Wednesday 10 November 2010

Who's Who in Scottish Military History #2 - 1st Earl Haig


He's a pretty controversial figure but in my opinion the First Earl Haig is worth mentioning as part of my Who's Who series. You may think you know him - he's often portrayed as the callous butcher of a generation of young Britons; but whatever you think about him he is one of Scotland's greatest generals.

He very much considered himself a Scot; he was born in Edinburgh, came from a family of whisky distillers, was a Church of Scotland Elder and made his family home at Bemersyde in the Borders.

He had many faults and many critics but the facts are quite simple; when the British Empire's biggest expeditionary force in its history was at its peak he was its leader. He commanded four million men in the field. No other Briton, never mind Scot, before or since, has commanded as big an army.

There's no denying he made mistakes but there was nothing his experience which had prepared him, or any other British general, for the monumental task the army faced. They had to take millions of civilians and turn them into an army which could take on and beat the biggest and best army in Europe. Haig had actually started that process in 1907 when he worked at the War Office in London. Another Edinburgh born man, Richard Haldane, was the then Secretary of State for War and he worked closely with Haig on the Army reforms of 1908 which created the Territorial Force and the seven division strong British Expeditionary Force which a few years later formed the backbone of the BEF.

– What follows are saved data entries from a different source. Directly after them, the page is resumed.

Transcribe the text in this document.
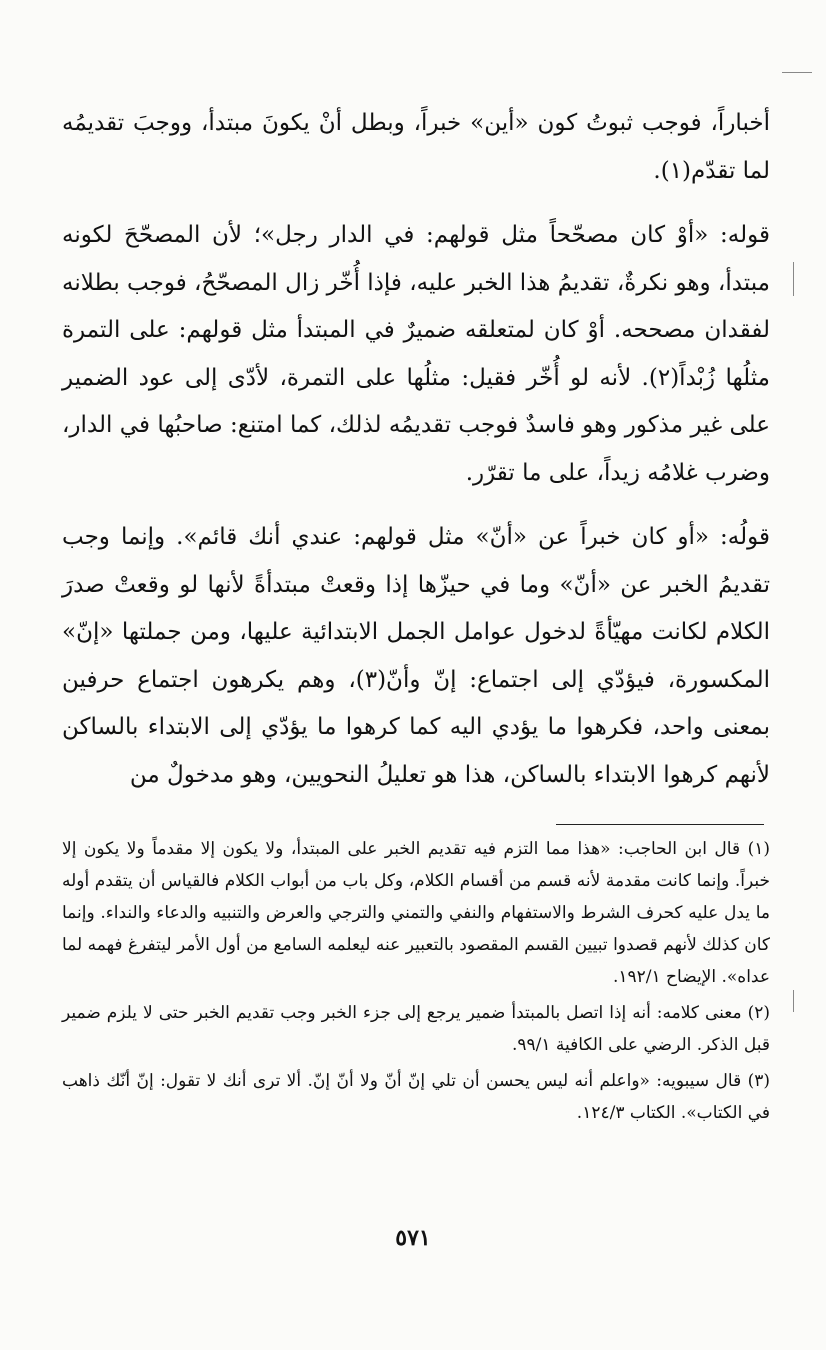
أخباراً، فوجب ثبوتُ كون «أين» خبراً، وبطل أنْ يكونَ مبتدأ، ووجبَ تقديمُه لما تقدّم(١).

قوله: «أوْ كان مصحّحاً مثل قولهم: في الدار رجل»؛ لأن المصحّحَ لكونه مبتدأ، وهو نكرةٌ، تقديمُ هذا الخبر عليه، فإذا أُخّر زال المصحّحُ، فوجب بطلانه لفقدان مصححه. أوْ كان لمتعلقه ضميرٌ في المبتدأ مثل قولهم: على التمرة مثلُها زُبْداً(٢). لأنه لو أُخّر فقيل: مثلُها على التمرة، لأدّى إلى عود الضمير على غير مذكور وهو فاسدٌ فوجب تقديمُه لذلك، كما امتنع: صاحبُها في الدار، وضرب غلامُه زيداً، على ما تقرّر.

قولُه: «أو كان خبراً عن «أنّ» مثل قولهم: عندي أنك قائم». وإنما وجب تقديمُ الخبر عن «أنّ» وما في حيزّها إذا وقعتْ مبتدأةً لأنها لو وقعتْ صدرَ الكلام لكانت مهيّأةً لدخول عوامل الجمل الابتدائية عليها، ومن جملتها «إنّ» المكسورة، فيؤدّي إلى اجتماع: إنّ وأنّ(٣)، وهم يكرهون اجتماع حرفين بمعنى واحد، فكرهوا ما يؤدي اليه كما كرهوا ما يؤدّي إلى الابتداء بالساكن لأنهم كرهوا الابتداء بالساكن، هذا هو تعليلُ النحويين، وهو مدخولٌ من

(١) قال ابن الحاجب: «هذا مما التزم فيه تقديم الخبر على المبتدأ، ولا يكون إلا مقدماً ولا يكون إلا خبراً. وإنما كانت مقدمة لأنه قسم من أقسام الكلام، وكل باب من أبواب الكلام فالقياس أن يتقدم أوله ما يدل عليه كحرف الشرط والاستفهام والنفي والتمني والترجي والعرض والتنبيه والدعاء والنداء. وإنما كان كذلك لأنهم قصدوا تبيين القسم المقصود بالتعبير عنه ليعلمه السامع من أول الأمر ليتفرغ فهمه لما عداه». الإيضاح ١٩٢/١.
(٢) معنى كلامه: أنه إذا اتصل بالمبتدأ ضمير يرجع إلى جزء الخبر وجب تقديم الخبر حتى لا يلزم ضمير قبل الذكر. الرضي على الكافية ٩٩/١.
(٣) قال سيبويه: «واعلم أنه ليس يحسن أن تلي إنّ أنّ ولا أنّ إنّ. ألا ترى أنك لا تقول: إنّ أنّك ذاهب في الكتاب». الكتاب ١٢٤/٣.
٥٧١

In France Haig slowly built up a British and Commonwealth force which by 1918 could absorb the German Army's punishing Spring Offensive and then just four months later deliver the most crushing defeat on the Germans. The military historian Gary Sheffield called the last hundred days of the First World War "'by far the greatest military victory in British history"; the American Commander in France, General John Pershing later said that Haig was "the man who won the war".

So there you go - it wasn't the Americans who finally won war in 1918, it was the British Army, led by a Scotsman.